The U.S. provides $1.3 billion a year in military aid to Egypt.

Panetta said al-Seesi is “a highly experienced officer who has trained and spent a lot of time in the United States.”

The new defense minister attended the U.S. Army War College from 2005 to 2006, according to Air Force Lieutenant Colonel Wesley Miller, a Pentagon spokesman. The war college, which trains military leaders and is accredited to award master’s degrees in strategic studies, is based in Carlisle, Pennsylvania.

Brotherhood’s Success

Egypt’s military council has signaled it won’t challenge Mursi’s shakeup. The leadership change was “natural” and responsibility has shifted “to a new generation of Egypt’s sons to begin a new journey” to protect the nation, according to a statement posted Aug. 13 on a Facebook page affiliated with the council.

“This was probably the Brotherhood’s greatest tactical success, that it was able to build strong-enough links with some members of SCAF in order to exploit personal differences and tap into opportunism rather than ideology,” Hani Sabra, a Middle East analyst with the Eurasia Group, wrote in an e-mailed note. Members of the Supreme Council of the Armed Forces “essentially want to benefit financially from advancing in military ranks.”

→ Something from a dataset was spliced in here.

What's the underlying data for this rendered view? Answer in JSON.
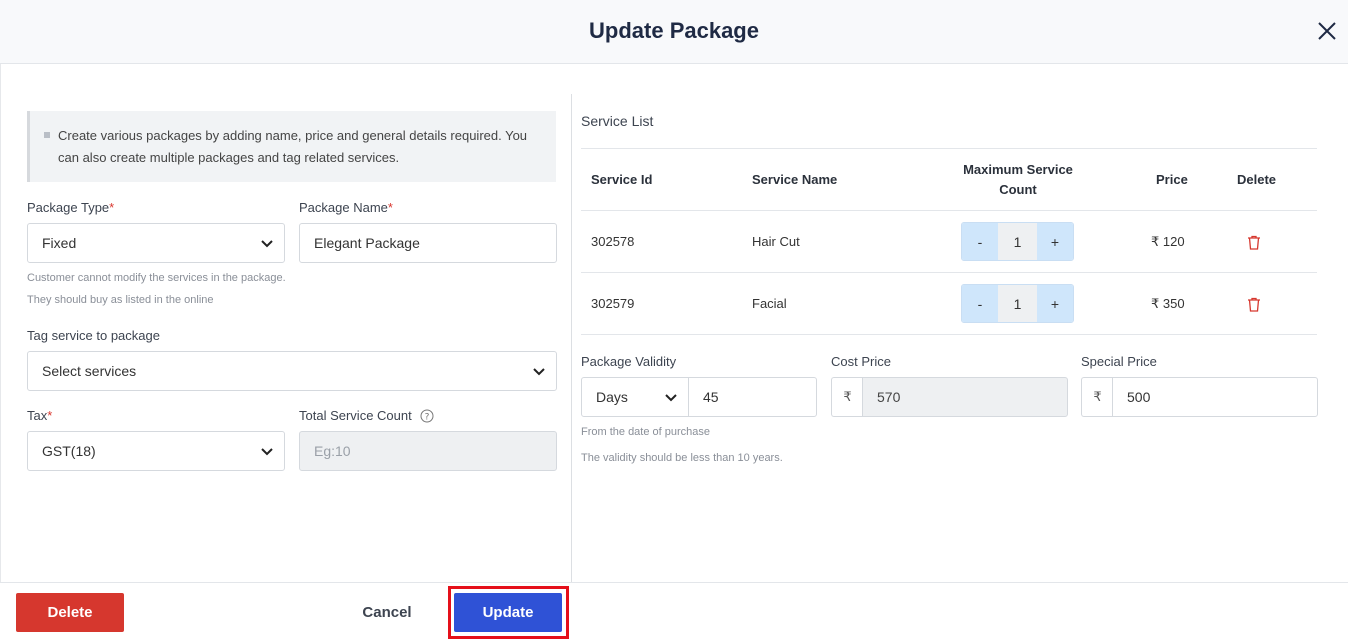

Mursi was able to convince some senior generals, such as al-Seesi, that “it would be better for them to tie their fortunes to the Brotherhood and ‘democracy’ rather than the old guard,” Sabra said.

Daily Protests

The commander of Egypt’s Central Military Zone, Major General Hassan El-Roweiny, resigned from the military council late yesterday without giving reasons for his decision, the state-run Ahram Online website reported today.

Egypt’s Islamist president has been struggling to restore calm since being sworn in. Daily protests and power and water cuts have further angered Egyptians already weary of the unrest of the past 18 months.

The nation’s economy has struggled to rebound since last year’s uprising, with political infighting and security lapses creating the country’s worst economic crisis in more than a decade. Foreign reserves dropped to $14.4 billion in July from about $36 billion at the end of December 2010. A $3.2 billion International Monetary Fund loan sought for more than a year has yet to be approved.

Mursi’s retirement of Tantawi followed a shake-up in top security posts after militants killed 16 soldiers in the Sinai on Aug. 5. Panetta said yesterday that al-Seesi is “committed to preventing the Sinai from becoming a staging area for militants.”

New Powers

Tantawi held the post under Mubarak for 20 years and was re-appointed to the defense portfolio in Prime Minister Hisham Qandil’s government.

The president’s push to bolster civilian rule may backfire if he tries to retain new powers indefinitely, said Omar Ashour, director of Middle East studies at the University of Exeter in the U.K. and a visiting fellow at the Brookings Doha Center.

“It’s too much power, definitely, in the hands of one man,” he said in a telephone interview. “One thing is for sure: if he heads for authoritarianism, he’ll be opposed.”

A new constitution that would define the authority of the presidency has yet to be drafted.

Mursi named new commanders for the navy, air defense and air force, the state-run Nile News channel reported yesterday.

Abdul-Moneam Ibrahim Bayoumi was appointed head of the Air Defence Command, Osama Ahmed el-Gendi as leader of the navy and Younis Hamed el-Masry as head of the Egyptian air force, it said.